Allahü teala kullarına çok merhametli olduğu için bunu haber verdi ki, herkes dünyadayken kendi hesabını görsün. Peygamber Efendimiz de buyuruyor ki; “Akıllı kimse; ölmeden önce hesabını gören, ölümden sonra kendisine yarayacak şeyleri yapan kimsedir. ”
Zünnun-i Mısri hazretlerine; kul hangi sebeple Cennete girer diye sorulduk da; cevabında, beş şeyle buyurdular;
1. Eğrilik bulunmayan bir doğruluk,
2. Gevşeklik bulunmayan bir gayret,
3. Gizli aşikar Allahü tealayı anmak, zikretmek,
4. Yol hazırlığı yapıp ölüme hazırlanarak ölümü beklemek,
5. Hesaba çekilmeden önce kendini hesaba çekmektir, buyurmuştur.

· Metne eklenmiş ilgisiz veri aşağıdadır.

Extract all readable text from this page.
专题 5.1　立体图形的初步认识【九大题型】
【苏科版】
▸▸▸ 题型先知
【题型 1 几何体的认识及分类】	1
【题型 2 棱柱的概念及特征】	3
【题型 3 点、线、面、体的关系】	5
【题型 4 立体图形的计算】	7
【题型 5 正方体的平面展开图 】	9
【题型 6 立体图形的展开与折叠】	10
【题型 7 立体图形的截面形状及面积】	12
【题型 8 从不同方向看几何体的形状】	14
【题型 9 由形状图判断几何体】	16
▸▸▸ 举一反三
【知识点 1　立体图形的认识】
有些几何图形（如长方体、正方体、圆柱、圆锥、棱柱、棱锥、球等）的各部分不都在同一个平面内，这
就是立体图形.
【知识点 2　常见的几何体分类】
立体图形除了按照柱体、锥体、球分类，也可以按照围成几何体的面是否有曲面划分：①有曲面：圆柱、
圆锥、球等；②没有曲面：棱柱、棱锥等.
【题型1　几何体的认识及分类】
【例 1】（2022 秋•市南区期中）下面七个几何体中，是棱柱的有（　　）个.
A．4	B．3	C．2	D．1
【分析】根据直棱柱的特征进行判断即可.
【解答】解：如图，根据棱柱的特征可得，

Ömer bin Abdülaziz hazretleri buyuruyor ki; “Ecel gelmeden, ameller sona ermeden, Allahü teala insanları ve cinleri hesaba çekmek için huzuruna getirmeden önce tövbeyi fırsat bilmeli, afv ve mağfirete kavuşmaya çalışmalıdır. Kıyamette hesap gününde mazeret kabul edilmez, o zaman bütün gizli şeyler ortaya çıkarılır, herkes kendi başının çaresini arar. İnsanlar amelleriyle gelirler, herkesin amellerine göre durumu ayrı ayrıdır. O gün, dünyada Allahü teala ve Resulünün emirlerine uyup yasaklarından uzak kalmış olanlara ne mutlu. Dünyada Allahü tealaya isyan ederek ahirete göçenlere ise çok yazık. İmam-ı Gazali hazretleri nefsine hitaben buyuruyor ki; “Ey nefsim; sonra tövbe ederim, iyi şeyler yaparım diyorsan, ölüm daha önce gelebilir, pişman olup kalırsın. Yarın tövbe etmeyi bugün etmekten kolay sanıyorsan aldanıyorsun. Çünkü tövbe, geciktikçe zorlaşır ve ölüm yaklaşınca, hayvana yokuş önünde yem vermeye benzer ki faydası olmaz. Senin bu halin şu talebeye benzer ki, dersine çalışmayıp imtihan günü hepsini öğrenirim sanır ve ilim öğrenmek için uzun zaman lazım olduğunu bilemez. Bunun gibi, pis nefsi temizlemek için de uzun zaman mücahede etmek lazımdır. Ömür boşuna geçince bir anda bunu nasıl yapabilirsin. İhtiyarlamadan önce gençliğin, hasta olmadan önce sıhhatin, sıkıntı çekmeden önce rahatlığın ve ölmeden önce hayatın kıymetini niçin bilmiyorsun. Herkes kendini hesaba çekerek dünyadayken yaptıklarının hesabını görmelidir, aksi halde ahirette bu hesabın altından kalkmak çok zordur. Peygamber Efendimiz buyuruyorlar ki; “Ahirette hesaba çekilmeden önce dünyadayken hesabınızı görünüz ve tartılmadan önce kendinizi tartınız”.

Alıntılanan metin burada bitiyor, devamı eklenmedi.